San Pedro News Pilot, Volume 18, Number 202, 26 October 1945
By BOB THOMAS – The Associated Press
Hollywood—Movie making has not changed much in 30 years, says Dorothy Gish, and she ought to know. “Should I ask when you made your first picture?” I inquired cautiously. You know how touchy actresses are about their age. “Certainly you may ask,” she responded graciously
“It was in 1912. In that year we made a one-reel drama for D. W. Griffith.” Miss Gish had made her stage debut at the age of four, as a “male impersonator,” playing Willie in “East Lynn.’ She swears to this day she has a reversion to wearing pants because of Hat role. During their early stage careers, Dorothy and Lillian became close friends with another girl actress, Gladys Smith.
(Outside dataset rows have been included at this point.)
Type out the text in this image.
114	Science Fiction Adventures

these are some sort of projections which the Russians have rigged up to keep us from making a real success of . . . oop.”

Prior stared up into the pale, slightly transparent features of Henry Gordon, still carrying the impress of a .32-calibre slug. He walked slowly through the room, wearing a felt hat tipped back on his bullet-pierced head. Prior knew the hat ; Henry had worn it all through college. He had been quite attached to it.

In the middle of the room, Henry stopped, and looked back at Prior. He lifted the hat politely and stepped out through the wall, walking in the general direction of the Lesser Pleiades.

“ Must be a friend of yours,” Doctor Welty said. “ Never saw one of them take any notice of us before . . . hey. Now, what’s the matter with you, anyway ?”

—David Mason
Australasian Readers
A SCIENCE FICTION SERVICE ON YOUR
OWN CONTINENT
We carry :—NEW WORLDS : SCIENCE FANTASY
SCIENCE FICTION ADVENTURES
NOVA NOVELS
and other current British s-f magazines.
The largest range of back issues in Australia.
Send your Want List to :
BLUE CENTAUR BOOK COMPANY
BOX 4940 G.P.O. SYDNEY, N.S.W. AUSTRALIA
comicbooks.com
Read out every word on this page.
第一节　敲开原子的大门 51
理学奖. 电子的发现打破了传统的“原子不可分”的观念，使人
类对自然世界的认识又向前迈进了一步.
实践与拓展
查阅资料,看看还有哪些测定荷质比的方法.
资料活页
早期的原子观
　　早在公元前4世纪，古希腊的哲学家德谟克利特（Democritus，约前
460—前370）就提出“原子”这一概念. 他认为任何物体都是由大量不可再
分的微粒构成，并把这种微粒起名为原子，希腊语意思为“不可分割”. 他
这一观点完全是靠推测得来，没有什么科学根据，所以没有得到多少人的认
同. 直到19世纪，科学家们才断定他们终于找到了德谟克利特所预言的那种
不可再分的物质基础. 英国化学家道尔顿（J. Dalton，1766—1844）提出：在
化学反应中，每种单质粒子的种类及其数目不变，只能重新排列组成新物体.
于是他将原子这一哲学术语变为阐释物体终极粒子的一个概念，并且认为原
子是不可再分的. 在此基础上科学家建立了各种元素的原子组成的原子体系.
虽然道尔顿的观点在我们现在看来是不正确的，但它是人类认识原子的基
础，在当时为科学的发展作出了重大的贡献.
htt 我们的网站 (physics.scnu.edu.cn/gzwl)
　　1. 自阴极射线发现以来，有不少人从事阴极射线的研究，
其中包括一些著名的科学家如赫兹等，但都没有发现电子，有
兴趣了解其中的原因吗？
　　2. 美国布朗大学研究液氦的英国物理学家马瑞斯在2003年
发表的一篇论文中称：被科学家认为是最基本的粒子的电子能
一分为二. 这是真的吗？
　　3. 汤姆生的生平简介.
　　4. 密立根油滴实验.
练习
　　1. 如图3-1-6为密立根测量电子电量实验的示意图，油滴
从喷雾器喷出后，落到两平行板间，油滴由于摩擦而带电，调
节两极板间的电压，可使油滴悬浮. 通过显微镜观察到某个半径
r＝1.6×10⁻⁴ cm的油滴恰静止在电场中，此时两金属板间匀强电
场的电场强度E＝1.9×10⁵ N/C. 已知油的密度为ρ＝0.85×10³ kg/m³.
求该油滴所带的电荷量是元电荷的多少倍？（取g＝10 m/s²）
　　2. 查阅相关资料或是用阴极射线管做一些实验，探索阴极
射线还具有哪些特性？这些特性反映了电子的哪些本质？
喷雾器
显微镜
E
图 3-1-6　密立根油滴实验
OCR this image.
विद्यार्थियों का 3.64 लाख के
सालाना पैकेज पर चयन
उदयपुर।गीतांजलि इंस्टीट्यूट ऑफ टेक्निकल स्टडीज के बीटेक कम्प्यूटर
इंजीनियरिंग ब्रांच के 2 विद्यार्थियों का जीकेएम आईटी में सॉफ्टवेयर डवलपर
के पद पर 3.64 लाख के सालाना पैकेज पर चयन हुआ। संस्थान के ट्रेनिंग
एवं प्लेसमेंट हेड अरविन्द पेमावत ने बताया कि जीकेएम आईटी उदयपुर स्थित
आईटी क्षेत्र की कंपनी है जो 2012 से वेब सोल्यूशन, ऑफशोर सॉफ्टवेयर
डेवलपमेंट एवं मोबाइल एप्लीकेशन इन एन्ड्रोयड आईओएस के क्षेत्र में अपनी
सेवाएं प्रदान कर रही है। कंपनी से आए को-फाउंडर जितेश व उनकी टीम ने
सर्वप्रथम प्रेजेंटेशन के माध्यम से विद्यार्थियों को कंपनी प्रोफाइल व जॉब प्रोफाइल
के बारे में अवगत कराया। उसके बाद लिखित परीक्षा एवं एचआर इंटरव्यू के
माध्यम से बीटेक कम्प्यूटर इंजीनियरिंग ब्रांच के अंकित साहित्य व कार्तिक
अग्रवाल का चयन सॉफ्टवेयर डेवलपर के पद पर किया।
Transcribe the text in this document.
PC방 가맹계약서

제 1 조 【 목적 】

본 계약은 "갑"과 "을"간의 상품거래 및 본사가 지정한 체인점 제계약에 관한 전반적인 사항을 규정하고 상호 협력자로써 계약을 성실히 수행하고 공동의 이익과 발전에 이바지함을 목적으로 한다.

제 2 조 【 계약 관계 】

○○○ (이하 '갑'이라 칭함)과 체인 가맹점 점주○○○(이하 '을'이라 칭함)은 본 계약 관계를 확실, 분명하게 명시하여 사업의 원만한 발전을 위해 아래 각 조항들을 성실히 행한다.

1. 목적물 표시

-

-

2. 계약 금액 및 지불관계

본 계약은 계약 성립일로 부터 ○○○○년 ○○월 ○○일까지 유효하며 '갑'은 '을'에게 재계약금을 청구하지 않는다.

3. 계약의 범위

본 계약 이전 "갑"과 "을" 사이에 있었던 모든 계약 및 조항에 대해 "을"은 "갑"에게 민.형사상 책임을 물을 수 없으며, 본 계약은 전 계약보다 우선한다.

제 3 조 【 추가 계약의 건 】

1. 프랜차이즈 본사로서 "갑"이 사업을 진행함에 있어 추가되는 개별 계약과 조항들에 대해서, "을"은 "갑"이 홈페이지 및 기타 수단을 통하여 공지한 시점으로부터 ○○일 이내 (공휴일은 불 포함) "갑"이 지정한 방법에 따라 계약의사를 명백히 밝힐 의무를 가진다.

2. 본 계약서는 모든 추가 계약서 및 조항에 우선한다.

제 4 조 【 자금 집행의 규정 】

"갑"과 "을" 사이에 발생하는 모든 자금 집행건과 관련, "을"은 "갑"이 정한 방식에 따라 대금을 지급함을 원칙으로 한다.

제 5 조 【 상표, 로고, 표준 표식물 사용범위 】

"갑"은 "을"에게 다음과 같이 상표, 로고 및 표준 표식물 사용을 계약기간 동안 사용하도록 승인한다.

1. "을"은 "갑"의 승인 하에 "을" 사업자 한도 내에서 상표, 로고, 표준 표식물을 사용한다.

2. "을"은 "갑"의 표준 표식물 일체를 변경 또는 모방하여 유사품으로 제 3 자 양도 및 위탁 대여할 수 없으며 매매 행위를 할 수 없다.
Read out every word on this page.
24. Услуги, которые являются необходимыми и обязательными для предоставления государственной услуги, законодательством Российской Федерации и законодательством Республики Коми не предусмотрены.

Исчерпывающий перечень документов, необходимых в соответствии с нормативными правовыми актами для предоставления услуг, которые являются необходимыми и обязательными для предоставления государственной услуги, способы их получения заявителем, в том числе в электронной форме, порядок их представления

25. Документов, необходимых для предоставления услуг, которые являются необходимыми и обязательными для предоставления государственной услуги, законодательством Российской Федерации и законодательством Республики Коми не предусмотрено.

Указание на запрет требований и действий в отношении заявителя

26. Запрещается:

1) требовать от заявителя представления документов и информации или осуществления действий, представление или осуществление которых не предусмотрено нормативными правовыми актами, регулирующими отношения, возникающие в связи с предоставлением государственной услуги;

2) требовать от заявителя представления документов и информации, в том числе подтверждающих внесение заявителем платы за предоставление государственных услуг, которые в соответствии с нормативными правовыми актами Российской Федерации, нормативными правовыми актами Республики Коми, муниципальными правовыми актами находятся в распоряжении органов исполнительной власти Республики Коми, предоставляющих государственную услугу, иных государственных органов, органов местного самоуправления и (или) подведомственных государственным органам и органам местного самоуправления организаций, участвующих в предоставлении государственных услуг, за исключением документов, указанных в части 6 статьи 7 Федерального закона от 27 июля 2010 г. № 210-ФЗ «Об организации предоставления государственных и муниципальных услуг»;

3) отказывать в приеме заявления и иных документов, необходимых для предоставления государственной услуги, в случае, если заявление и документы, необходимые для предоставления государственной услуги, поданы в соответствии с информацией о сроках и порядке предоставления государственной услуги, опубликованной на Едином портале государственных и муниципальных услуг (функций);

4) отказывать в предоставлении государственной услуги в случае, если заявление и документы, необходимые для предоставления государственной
One day the sisters saw their friend in a movie and they called the film studio to talk to her. The studio declared there was no Gladys Smith there, but there was a star, Mary Pickford, who formerly bore that name. The girls figured if Gladys could do it, they could, and went to see D. W. Griffith. He put them right into a picture. “My sister and I played two girls whose brother left them in the cook’s care when he went to work,” she related. “But it turned out the cook was in cahoots with a robber and they threatened us. Finally we got to a telephone and our brother arrived just in time.’ Right now Miss Gish is acting in a somewhat more sophisticated picture called “Centennial Summer.” But she claims the art of making pictures has not changed much.
“You have the same long waits while the camera and lights are set up,” she said. “And acting has not changed much except that you can use your voice instead of relying merely on pantomime. “One thing about acting in pictures now—it is much easier. You don’t have to do a thing. You come in the morning and someone fixes your hair. Then someone else dresses you in your costume. All you have to do is act. “In the old days we did all that ourselves. Also I would often design my own costumes.
In fact, I knew nearly everything about film making. If there was a new cameraman on the picture, I could show him how to light my face to the best advantage.” As for the actual shooting of a picture, not much has been developed since the early silent days, she said. Even the boom shots which her director, Otto Preminger, is fond of are nothing new. She said D. W. Griffith took some of his spectacle shots in “Intolerance” from a moving wooden platform. It might be pertinent to add, however, that actors’ salaries have changed quite a bit since those days.